According to the Legal Awareness Series, Inc., people contest wills more often than any other document, despite the difficulty of winning a will contest. If the terms of a will are completely at odds with what you think the deceased would have wanted, it might be worthwhile to challenge it. Anyone who contests a will has to have legal standing, meaning that they are a beneficiary listed in the will, or should have been. The time limits and court rules for doing this vary from state to state, but as a general rule, you might not have a lot of time.
Testator's Mental Capacity
Heirs may challenge a will if the deceased was not mentally sharp at the time she made her will. In most states, “sound mind” means that the testator understood the nature of the document, the worth of her assets and her relationship with whoever she was bequeathing them to. This is one of the most difficult reasons to prove in court, however, because the mental capacity required to make a will is much less than most other documents, and the testator need only be lucid during the period of time she is making the will, not necessarily the day before or after, notes TheCommonLawyer.com.
Duress by a Beneficiary
Sometimes the elderly can find themselves at the mercy of an adult child, especially if that child is also their caretaker. Wills are often contested when beneficiaries or heirs have reason to believe that one of them coerced or threatened the testator into writing his will in a disproportionate way.
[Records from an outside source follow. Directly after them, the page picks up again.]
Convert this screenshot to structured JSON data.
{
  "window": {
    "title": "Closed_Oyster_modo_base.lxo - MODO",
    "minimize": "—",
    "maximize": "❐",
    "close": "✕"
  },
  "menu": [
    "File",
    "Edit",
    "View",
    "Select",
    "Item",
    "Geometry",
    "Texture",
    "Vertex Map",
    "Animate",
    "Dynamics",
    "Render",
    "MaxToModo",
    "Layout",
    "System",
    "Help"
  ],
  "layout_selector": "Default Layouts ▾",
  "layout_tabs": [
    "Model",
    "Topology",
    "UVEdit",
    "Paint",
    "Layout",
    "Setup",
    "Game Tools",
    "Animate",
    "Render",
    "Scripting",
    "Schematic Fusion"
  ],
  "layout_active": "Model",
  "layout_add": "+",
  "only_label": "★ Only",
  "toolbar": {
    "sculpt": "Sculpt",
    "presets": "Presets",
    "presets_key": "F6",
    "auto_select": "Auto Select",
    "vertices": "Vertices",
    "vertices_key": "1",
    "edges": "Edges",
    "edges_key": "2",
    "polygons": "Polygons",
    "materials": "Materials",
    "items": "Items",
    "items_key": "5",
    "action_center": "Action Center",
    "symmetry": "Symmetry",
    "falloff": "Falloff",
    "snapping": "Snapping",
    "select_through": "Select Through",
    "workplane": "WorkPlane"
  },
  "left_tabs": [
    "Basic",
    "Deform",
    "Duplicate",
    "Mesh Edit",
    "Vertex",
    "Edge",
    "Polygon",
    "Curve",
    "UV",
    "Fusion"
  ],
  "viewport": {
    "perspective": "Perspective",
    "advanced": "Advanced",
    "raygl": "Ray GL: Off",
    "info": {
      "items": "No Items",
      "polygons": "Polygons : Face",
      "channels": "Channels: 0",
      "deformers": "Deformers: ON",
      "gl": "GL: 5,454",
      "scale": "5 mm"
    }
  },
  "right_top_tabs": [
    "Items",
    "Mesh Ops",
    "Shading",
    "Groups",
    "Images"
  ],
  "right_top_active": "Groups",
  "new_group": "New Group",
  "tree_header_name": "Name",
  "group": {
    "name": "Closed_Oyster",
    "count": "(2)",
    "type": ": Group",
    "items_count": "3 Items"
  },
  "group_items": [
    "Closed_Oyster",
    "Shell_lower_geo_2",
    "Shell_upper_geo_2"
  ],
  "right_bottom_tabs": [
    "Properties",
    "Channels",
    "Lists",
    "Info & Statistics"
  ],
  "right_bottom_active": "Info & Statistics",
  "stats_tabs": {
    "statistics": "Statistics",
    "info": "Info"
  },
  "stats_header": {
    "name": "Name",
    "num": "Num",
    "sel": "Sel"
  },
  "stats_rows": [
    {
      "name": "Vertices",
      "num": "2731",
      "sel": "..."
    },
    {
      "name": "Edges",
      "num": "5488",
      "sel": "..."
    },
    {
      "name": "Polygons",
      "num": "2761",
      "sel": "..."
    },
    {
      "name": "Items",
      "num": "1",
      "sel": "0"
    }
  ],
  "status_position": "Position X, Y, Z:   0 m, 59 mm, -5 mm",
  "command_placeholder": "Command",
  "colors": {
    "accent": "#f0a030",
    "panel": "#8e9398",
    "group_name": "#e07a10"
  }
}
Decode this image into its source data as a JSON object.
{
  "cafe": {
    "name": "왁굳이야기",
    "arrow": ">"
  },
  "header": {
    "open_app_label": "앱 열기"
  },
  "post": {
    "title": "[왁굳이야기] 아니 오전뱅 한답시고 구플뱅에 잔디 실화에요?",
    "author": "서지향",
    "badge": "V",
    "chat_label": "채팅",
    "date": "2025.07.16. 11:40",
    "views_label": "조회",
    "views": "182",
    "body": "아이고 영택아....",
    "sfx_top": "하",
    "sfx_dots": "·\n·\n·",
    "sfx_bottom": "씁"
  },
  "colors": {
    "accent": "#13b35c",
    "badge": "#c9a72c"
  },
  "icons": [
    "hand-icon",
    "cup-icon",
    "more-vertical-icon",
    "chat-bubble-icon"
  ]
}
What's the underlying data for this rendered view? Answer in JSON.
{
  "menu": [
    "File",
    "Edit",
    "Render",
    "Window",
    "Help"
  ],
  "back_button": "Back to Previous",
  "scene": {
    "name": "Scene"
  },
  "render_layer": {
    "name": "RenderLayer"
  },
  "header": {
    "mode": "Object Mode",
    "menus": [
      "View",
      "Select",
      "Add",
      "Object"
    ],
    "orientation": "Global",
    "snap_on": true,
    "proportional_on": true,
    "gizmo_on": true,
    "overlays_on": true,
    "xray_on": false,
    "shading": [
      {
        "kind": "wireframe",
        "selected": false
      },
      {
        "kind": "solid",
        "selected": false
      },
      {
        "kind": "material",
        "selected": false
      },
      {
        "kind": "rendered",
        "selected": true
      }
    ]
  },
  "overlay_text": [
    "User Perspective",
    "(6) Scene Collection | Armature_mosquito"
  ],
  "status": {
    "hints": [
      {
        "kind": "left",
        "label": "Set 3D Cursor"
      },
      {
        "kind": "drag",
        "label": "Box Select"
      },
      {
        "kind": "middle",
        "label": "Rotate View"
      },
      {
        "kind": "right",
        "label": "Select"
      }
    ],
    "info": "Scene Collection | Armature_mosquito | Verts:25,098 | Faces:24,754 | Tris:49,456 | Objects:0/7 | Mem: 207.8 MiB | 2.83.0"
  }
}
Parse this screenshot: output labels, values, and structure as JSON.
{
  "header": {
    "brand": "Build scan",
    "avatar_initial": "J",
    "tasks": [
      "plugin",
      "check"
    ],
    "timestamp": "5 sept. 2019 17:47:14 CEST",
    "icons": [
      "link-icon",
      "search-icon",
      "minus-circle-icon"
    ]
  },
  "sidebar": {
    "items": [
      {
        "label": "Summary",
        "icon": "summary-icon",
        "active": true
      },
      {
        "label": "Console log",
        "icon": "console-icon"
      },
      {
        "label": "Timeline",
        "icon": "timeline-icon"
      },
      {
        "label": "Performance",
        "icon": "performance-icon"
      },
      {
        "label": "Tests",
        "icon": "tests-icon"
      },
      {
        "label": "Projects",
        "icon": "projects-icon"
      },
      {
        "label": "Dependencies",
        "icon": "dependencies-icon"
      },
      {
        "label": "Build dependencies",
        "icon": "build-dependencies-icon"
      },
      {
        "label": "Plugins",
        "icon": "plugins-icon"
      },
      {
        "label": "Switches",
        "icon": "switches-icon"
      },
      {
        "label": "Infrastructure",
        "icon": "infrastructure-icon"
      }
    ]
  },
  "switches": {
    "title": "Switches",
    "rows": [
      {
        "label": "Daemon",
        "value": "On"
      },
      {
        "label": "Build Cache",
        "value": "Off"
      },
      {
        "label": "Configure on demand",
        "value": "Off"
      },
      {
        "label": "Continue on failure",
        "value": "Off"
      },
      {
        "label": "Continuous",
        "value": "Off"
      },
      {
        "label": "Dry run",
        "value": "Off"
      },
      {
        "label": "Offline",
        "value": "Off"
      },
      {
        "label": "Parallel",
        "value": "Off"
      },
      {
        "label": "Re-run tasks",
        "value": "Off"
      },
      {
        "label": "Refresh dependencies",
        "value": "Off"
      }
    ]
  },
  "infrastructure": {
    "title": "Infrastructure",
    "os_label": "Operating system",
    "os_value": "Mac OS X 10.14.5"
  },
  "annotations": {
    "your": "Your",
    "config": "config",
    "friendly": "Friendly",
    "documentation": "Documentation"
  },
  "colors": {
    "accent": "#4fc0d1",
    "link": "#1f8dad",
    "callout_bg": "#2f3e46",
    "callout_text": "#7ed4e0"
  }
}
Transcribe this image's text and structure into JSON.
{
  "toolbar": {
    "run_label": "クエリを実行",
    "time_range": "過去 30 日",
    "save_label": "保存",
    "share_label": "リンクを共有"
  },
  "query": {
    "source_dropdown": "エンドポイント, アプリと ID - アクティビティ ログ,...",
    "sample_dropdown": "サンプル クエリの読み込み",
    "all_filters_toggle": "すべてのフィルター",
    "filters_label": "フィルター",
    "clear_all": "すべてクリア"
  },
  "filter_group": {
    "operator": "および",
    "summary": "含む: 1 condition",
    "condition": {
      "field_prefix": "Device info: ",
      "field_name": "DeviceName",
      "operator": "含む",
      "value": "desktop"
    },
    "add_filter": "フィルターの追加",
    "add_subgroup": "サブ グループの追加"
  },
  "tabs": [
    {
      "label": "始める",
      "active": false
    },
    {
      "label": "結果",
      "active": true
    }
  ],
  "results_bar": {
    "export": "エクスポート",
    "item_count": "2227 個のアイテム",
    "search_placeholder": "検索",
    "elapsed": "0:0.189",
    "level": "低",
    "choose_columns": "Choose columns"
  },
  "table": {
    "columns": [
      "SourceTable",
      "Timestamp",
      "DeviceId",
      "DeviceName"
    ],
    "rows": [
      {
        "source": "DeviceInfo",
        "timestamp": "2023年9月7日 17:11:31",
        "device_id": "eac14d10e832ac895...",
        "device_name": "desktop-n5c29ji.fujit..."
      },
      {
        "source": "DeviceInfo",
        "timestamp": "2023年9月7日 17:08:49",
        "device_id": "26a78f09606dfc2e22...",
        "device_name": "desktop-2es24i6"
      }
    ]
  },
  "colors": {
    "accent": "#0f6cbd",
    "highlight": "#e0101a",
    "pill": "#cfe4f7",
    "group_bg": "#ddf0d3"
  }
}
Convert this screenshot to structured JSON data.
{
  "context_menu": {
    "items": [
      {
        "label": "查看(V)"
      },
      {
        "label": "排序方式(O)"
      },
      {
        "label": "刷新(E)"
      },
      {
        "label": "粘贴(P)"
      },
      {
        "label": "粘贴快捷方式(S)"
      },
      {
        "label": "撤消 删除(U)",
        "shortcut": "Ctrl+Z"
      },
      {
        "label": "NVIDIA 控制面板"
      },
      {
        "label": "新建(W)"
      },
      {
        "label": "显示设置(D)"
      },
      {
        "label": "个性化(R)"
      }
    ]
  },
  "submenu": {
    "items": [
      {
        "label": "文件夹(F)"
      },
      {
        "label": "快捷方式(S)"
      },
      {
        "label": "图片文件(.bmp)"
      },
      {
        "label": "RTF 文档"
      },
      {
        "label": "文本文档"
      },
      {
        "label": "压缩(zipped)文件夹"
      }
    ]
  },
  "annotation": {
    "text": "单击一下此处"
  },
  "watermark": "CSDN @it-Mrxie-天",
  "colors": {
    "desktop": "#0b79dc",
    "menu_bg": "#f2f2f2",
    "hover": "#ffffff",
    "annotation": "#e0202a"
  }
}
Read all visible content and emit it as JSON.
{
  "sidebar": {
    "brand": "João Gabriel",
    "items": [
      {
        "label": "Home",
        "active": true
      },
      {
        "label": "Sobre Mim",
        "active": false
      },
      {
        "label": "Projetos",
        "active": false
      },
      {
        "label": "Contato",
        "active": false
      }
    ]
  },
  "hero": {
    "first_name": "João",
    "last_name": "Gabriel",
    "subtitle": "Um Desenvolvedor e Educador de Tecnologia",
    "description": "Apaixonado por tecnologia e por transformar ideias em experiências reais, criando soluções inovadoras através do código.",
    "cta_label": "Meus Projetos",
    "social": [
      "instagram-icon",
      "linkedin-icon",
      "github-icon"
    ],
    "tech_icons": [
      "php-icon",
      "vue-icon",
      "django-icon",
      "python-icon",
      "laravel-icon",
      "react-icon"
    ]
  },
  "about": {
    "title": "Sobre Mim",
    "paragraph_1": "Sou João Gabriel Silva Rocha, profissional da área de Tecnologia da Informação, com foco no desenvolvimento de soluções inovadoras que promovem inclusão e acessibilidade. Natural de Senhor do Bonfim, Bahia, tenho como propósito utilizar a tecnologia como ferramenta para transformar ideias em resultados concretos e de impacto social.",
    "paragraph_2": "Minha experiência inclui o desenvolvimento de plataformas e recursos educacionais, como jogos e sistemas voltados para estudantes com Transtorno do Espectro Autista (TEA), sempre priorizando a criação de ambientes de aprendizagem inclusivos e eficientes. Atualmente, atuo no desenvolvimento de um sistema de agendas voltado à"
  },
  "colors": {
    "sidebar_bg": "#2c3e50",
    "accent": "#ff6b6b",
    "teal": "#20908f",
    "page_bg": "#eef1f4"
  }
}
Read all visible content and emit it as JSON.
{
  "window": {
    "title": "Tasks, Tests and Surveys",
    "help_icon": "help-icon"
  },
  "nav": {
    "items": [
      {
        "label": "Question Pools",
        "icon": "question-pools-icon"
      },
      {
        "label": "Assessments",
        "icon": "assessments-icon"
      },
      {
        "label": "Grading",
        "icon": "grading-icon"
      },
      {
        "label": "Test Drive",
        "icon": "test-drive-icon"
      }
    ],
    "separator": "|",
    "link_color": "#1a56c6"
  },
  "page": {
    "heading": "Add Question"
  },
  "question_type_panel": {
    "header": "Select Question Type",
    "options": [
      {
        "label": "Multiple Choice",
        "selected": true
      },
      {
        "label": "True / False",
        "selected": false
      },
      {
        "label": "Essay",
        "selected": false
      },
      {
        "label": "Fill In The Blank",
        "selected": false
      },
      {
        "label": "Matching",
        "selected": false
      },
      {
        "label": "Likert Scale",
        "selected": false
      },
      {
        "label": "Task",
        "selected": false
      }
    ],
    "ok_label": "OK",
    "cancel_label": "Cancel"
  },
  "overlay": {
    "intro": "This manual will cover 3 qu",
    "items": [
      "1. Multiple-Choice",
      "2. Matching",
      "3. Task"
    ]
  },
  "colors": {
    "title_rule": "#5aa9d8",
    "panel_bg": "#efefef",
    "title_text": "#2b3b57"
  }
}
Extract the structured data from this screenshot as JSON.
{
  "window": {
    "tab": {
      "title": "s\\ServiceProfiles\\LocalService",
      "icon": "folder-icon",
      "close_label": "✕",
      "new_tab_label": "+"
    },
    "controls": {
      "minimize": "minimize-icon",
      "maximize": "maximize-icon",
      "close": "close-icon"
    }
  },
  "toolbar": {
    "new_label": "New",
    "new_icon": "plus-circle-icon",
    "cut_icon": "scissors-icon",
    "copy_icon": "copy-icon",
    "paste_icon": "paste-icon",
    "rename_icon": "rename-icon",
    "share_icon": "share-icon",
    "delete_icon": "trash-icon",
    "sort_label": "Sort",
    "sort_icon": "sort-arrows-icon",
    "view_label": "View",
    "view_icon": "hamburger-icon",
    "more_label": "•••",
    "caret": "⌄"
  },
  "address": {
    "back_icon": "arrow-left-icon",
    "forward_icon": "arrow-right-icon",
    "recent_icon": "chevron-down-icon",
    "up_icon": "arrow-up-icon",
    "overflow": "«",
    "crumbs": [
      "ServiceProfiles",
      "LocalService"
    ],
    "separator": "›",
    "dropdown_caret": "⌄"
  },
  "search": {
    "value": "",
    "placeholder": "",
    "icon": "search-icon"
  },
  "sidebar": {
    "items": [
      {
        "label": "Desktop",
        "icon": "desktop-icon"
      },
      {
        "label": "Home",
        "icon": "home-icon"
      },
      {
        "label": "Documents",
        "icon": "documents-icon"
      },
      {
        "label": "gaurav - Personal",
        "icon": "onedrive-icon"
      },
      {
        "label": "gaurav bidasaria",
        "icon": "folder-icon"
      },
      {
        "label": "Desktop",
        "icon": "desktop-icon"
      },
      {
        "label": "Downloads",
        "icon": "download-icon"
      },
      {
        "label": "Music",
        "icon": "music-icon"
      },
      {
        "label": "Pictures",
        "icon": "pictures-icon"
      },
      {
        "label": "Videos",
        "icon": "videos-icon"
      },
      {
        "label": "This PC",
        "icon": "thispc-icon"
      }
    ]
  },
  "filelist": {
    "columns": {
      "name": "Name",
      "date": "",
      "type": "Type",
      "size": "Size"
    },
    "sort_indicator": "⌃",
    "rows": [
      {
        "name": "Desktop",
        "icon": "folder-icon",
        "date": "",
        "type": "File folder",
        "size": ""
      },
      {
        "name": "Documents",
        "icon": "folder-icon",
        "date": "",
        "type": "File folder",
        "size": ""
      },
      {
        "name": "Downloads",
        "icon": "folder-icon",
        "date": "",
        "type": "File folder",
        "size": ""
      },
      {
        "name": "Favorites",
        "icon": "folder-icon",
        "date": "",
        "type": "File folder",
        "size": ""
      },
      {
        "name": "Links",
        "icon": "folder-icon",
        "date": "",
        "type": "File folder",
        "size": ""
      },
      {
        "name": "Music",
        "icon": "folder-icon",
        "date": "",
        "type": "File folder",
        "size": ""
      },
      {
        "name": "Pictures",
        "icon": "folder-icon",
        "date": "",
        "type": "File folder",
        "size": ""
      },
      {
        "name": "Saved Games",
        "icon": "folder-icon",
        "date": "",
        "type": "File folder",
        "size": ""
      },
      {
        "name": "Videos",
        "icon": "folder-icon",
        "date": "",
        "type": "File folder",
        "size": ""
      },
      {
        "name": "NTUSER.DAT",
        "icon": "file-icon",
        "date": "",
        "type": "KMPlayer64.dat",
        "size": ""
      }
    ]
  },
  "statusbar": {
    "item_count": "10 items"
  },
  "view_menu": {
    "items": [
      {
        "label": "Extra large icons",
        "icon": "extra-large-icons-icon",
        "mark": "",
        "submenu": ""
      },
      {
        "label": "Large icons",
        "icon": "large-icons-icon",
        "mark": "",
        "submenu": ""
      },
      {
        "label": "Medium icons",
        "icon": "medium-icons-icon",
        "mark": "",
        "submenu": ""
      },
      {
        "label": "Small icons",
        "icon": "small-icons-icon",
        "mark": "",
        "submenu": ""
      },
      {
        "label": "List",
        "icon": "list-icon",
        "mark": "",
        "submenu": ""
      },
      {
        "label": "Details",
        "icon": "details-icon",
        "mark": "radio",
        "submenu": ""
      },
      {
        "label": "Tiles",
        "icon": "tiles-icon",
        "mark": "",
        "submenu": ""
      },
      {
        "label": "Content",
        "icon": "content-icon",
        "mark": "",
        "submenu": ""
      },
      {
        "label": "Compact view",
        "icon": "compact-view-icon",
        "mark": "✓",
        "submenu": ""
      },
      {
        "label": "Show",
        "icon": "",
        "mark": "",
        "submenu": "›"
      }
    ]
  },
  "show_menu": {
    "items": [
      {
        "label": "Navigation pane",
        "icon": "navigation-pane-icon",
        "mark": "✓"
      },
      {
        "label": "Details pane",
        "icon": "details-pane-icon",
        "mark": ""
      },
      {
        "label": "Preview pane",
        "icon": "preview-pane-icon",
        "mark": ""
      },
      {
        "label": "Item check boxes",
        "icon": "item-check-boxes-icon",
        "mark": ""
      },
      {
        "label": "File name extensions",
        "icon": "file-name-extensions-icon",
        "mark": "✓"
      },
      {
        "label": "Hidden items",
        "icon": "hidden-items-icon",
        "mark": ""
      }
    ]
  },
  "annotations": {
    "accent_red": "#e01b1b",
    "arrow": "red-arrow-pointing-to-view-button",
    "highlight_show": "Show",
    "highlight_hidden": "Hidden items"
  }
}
Duress can happen through threats of actual violence, or more subtle manipulation such as promises to do something for the testator if he changes the will.
A will is open to a legal challenge if it does not meet all of the requirements of the state where it was made. Though criteria vary from state to state, a will must generally be signed, dated and witnessed by the required number of people who might or might not also be beneficiaries. Generally, however, the probate court declares the will invalid and bars it from being probated if it does not meet requirements.
An heir who has been written out of a will might destroy it and attempt to enter an older one -- one that still included him -- into probate, causing others heirs to contest the matter. If the will is a fake and the testator’s signature is a forgery, this is also grounds to contest. Both of these actions are criminal offenses in most states.
The easiest will contest to win is one where a more recent will can be produced, invalidating an older one. Generally, in instances where there is more than one will made by the decedent, the one dated closest to the date of death is the one that is accepted.